There is ongoing debate surrounding the significance of the 818,000 downward revisions to U.S. payrolls, the largest since 2009, and whether it indicates a looming recession.
The current revisions pertain to the period from April 2023 to March, making it uncertain whether current numbers are higher or lower. It is possible that the models used by the Bureau of Labor Statistics are overestimating economic strength amidst growing weakness in the economy and labor market. Comparing current indicators to those from 2009, this significant revision appears to be an outlier in terms of signaling deep economic weakness, while accurately reflecting an overstatement of job growth by an average of 68,000 per month during the revision period.
This revision reduces average employment growth to 174,000 from 242,000, with the distribution of weakness over the 12-month period influencing its relevance to the current situation. Depending on whether the weakness is concentrated towards the end of the period, it could impact current Fed policy decisions, potentially leading to a more cautious approach.

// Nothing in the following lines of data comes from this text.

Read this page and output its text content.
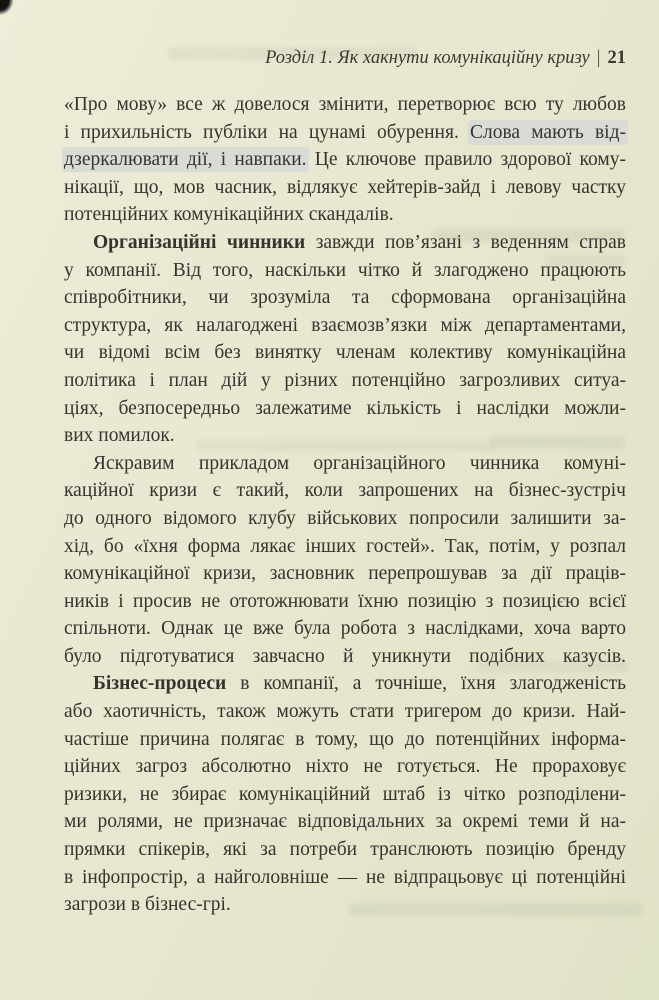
Розділ 1. Як хакнути комунікаційну кризу | 21
«Про мову» все ж довелося змінити, перетворює всю ту любов
і прихильність публіки на цунамі обурення. Слова мають від-
дзеркалювати дії, і навпаки. Це ключове правило здорової кому-
нікації, що, мов часник, відлякує хейтерів-зайд і левову частку
потенційних комунікаційних скандалів.
Організаційні чинники завжди пов’язані з веденням справ
у компанії. Від того, наскільки чітко й злагоджено працюють
співробітники, чи зрозуміла та сформована організаційна
структура, як налагоджені взаємозв’язки між департаментами,
чи відомі всім без винятку членам колективу комунікаційна
політика і план дій у різних потенційно загрозливих ситуа-
ціях, безпосередньо залежатиме кількість і наслідки можли-
вих помилок.
Яскравим прикладом організаційного чинника комуні-
каційної кризи є такий, коли запрошених на бізнес-зустріч
до одного відомого клубу військових попросили залишити за-
хід, бо «їхня форма лякає інших гостей». Так, потім, у розпал
комунікаційної кризи, засновник перепрошував за дії праців-
ників і просив не ототожнювати їхню позицію з позицією всієї
спільноти. Однак це вже була робота з наслідками, хоча варто
було підготуватися завчасно й уникнути подібних казусів.
Бізнес-процеси в компанії, а точніше, їхня злагодженість
або хаотичність, також можуть стати тригером до кризи. Най-
частіше причина полягає в тому, що до потенційних інформа-
ційних загроз абсолютно ніхто не готується. Не прораховує
ризики, не збирає комунікаційний штаб із чітко розподілени-
ми ролями, не призначає відповідальних за окремі теми й на-
прямки спікерів, які за потреби транслюють позицію бренду
в інфопростір, а найголовніше — не відпрацьовує ці потенційні
загрози в бізнес-грі.
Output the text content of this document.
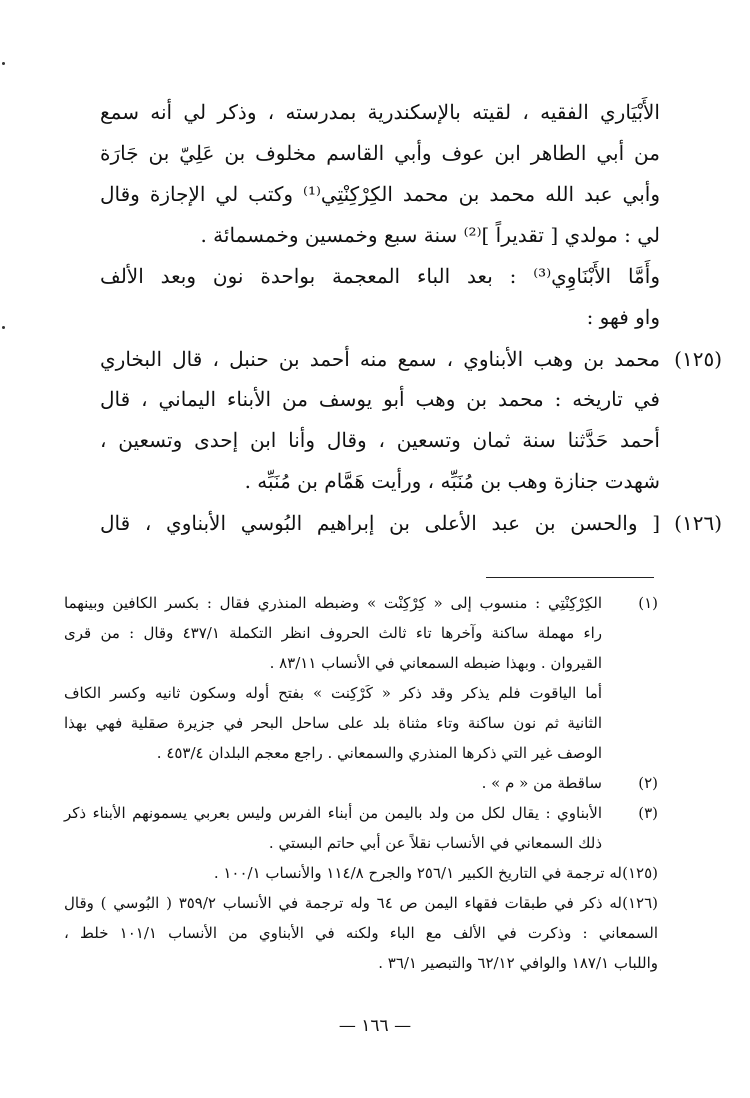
الأَبْيَاري الفقيه ، لقيته بالإسكندرية بمدرسته ، وذكر لي أنه سمع
من أبي الطاهر ابن عوف وأبي القاسم مخلوف بن عَلِيّ بن جَارَة
وأبي عبد الله محمد بن محمد الكِرْكِنْتِي⁽¹⁾ وكتب لي الإجازة وقال
لي : مولدي [ تقديراً ]⁽²⁾ سنة سبع وخمسين وخمسمائة .
وأَمَّا الأَبْنَاوِي⁽³⁾ : بعد الباء المعجمة بواحدة نون وبعد الألف
واو فهو :
(١٢٥)
محمد بن وهب الأبناوي ، سمع منه أحمد بن حنبل ، قال البخاري
في تاريخه : محمد بن وهب أبو يوسف من الأبناء اليماني ، قال
أحمد حَدَّثنا سنة ثمان وتسعين ، وقال وأنا ابن إحدى وتسعين ،
شهدت جنازة وهب بن مُنَبِّه ، ورأيت هَمَّام بن مُنَبِّه .
(١٢٦)
[ والحسن بن عبد الأعلى بن إبراهيم البُوسي الأبناوي ، قال
(١)
الكِرْكِنْتِي : منسوب إلى « كِرْكِنْت » وضبطه المنذري فقال : بكسر الكافين وبينهما
راء مهملة ساكنة وآخرها تاء ثالث الحروف انظر التكملة ٤٣٧/١ وقال : من قرى
القيروان . وبهذا ضبطه السمعاني في الأنساب ٨٣/١١ .
أما الياقوت فلم يذكر وقد ذكر « كَرْكِنت » بفتح أوله وسكون ثانيه وكسر الكاف
الثانية ثم نون ساكنة وتاء مثناة بلد على ساحل البحر في جزيرة صقلية فهي بهذا
الوصف غير التي ذكرها المنذري والسمعاني . راجع معجم البلدان ٤٥٣/٤ .
(٢)
ساقطة من « م » .
(٣)
الأبناوي : يقال لكل من ولد باليمن من أبناء الفرس وليس بعربي يسمونهم الأبناء ذكر
ذلك السمعاني في الأنساب نقلاً عن أبي حاتم البستي .
(١٢٥)
له ترجمة في التاريخ الكبير ٢٥٦/١ والجرح ١١٤/٨ والأنساب ١٠٠/١ .
(١٢٦)
له ذكر في طبقات فقهاء اليمن ص ٦٤ وله ترجمة في الأنساب ٣٥٩/٢ ( البُوسي ) وقال
السمعاني : وذكرت في الألف مع الباء ولكنه في الأبناوي من الأنساب ١٠١/١ خلط ،
واللباب ١٨٧/١ والوافي ٦٢/١٢ والتبصير ٣٦/١ .
— ١٦٦ —
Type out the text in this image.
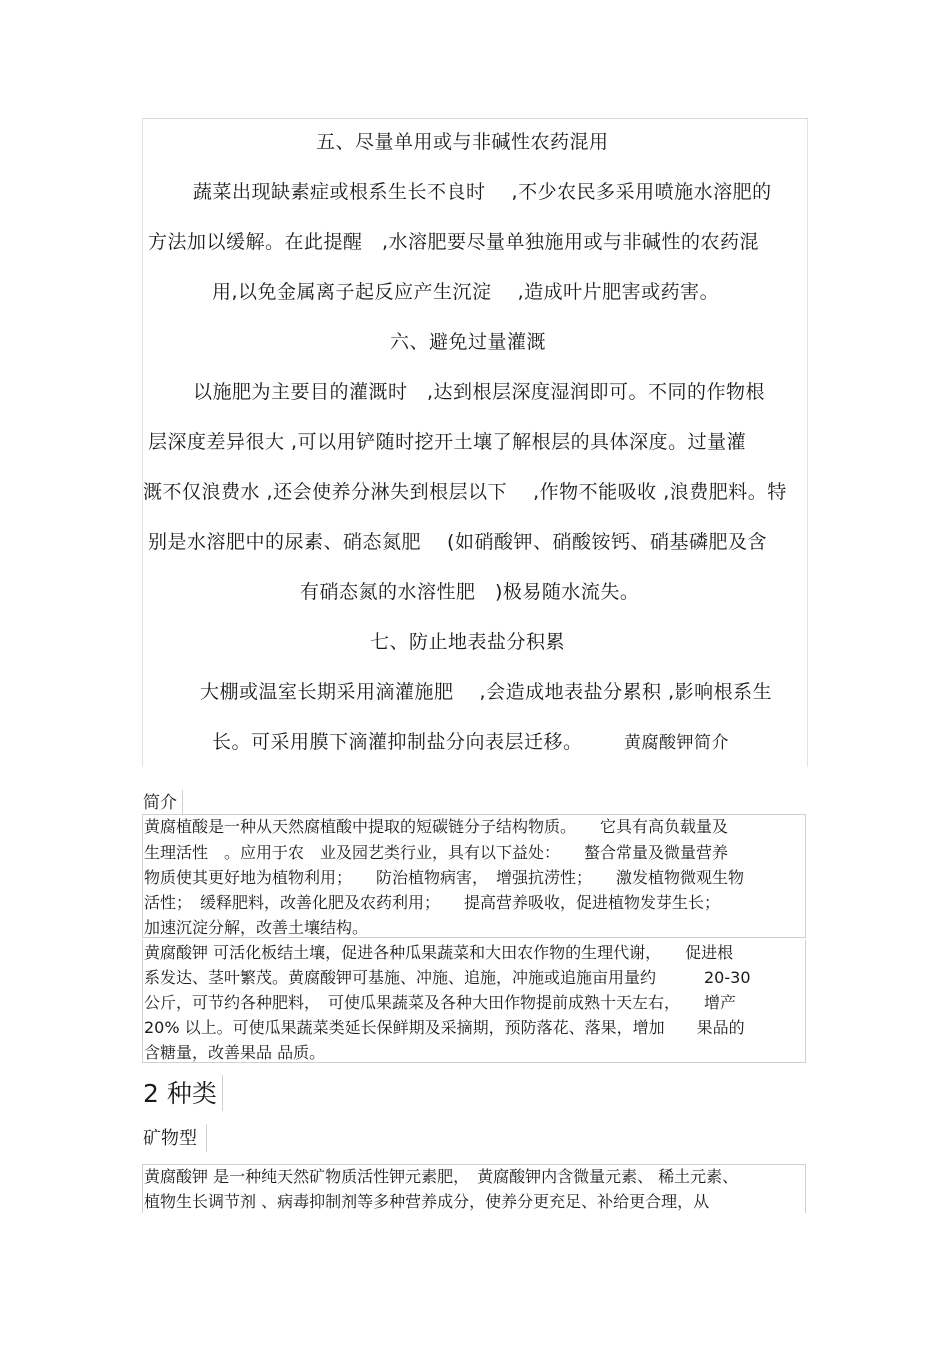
五、尽量单用或与非碱性农药混用
蔬菜出现缺素症或根系生长不良时　 ,不少农民多采用喷施水溶肥的
方法加以缓解。在此提醒　,水溶肥要尽量单独施用或与非碱性的农药混
用,以免金属离子起反应产生沉淀　 ,造成叶片肥害或药害。
六、避免过量灌溉
以施肥为主要目的灌溉时　,达到根层深度湿润即可。不同的作物根
层深度差异很大 ,可以用铲随时挖开土壤了解根层的具体深度。过量灌
溉不仅浪费水 ,还会使养分淋失到根层以下　 ,作物不能吸收 ,浪费肥料。特
别是水溶肥中的尿素、硝态氮肥　 (如硝酸钾、硝酸铵钙、硝基磷肥及含
有硝态氮的水溶性肥　)极易随水流失。
七、防止地表盐分积累
大棚或温室长期采用滴灌施肥　 ,会造成地表盐分累积 ,影响根系生
长。可采用膜下滴灌抑制盐分向表层迁移。 黄腐酸钾简介
简介
黄腐植酸是一种从天然腐植酸中提取的短碳链分子结构物质。　　它具有高负载量及
生理活性　。应用于农　业及园艺类行业，具有以下益处：　　螯合常量及微量营养
物质使其更好地为植物利用；　　防治植物病害，　增强抗涝性；　　激发植物微观生物
活性；　缓释肥料，改善化肥及农药利用；　　提高营养吸收，促进植物发芽生长；
加速沉淀分解，改善土壤结构。
黄腐酸钾 可活化板结土壤，促进各种瓜果蔬菜和大田农作物的生理代谢，　　促进根
系发达、茎叶繁茂。黄腐酸钾可基施、冲施、追施，冲施或追施亩用量约　　　20-30
公斤，可节约各种肥料，　可使瓜果蔬菜及各种大田作物提前成熟十天左右，　　增产
20% 以上。可使瓜果蔬菜类延长保鲜期及采摘期，预防落花、落果，增加　　果品的
含糖量，改善果品 品质。
2 种类
矿物型
黄腐酸钾 是一种纯天然矿物质活性钾元素肥，　黄腐酸钾内含微量元素、 稀土元素、
植物生长调节剂 、病毒抑制剂等多种营养成分，使养分更充足、补给更合理，从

While the revisions may slightly increase the likelihood of a 50 basis-point rate cut in September, the Fed’s focus remains on current jobless claims, business surveys, and GDP data rather than backward-looking revisions. Data agencies are prone to errors, with corrections often made even close to elections.
Economists at Goldman Sachs suggest that the BLS may have overstated the revisions by up to half a million, attributing discrepancies to unauthorized immigrants initially listed as employed. Despite potential noise from immigrant hiring in jobs data, a broader range of macroeconomic indicators would show signs of a severe economic downturn if one were imminent, which is not currently the case.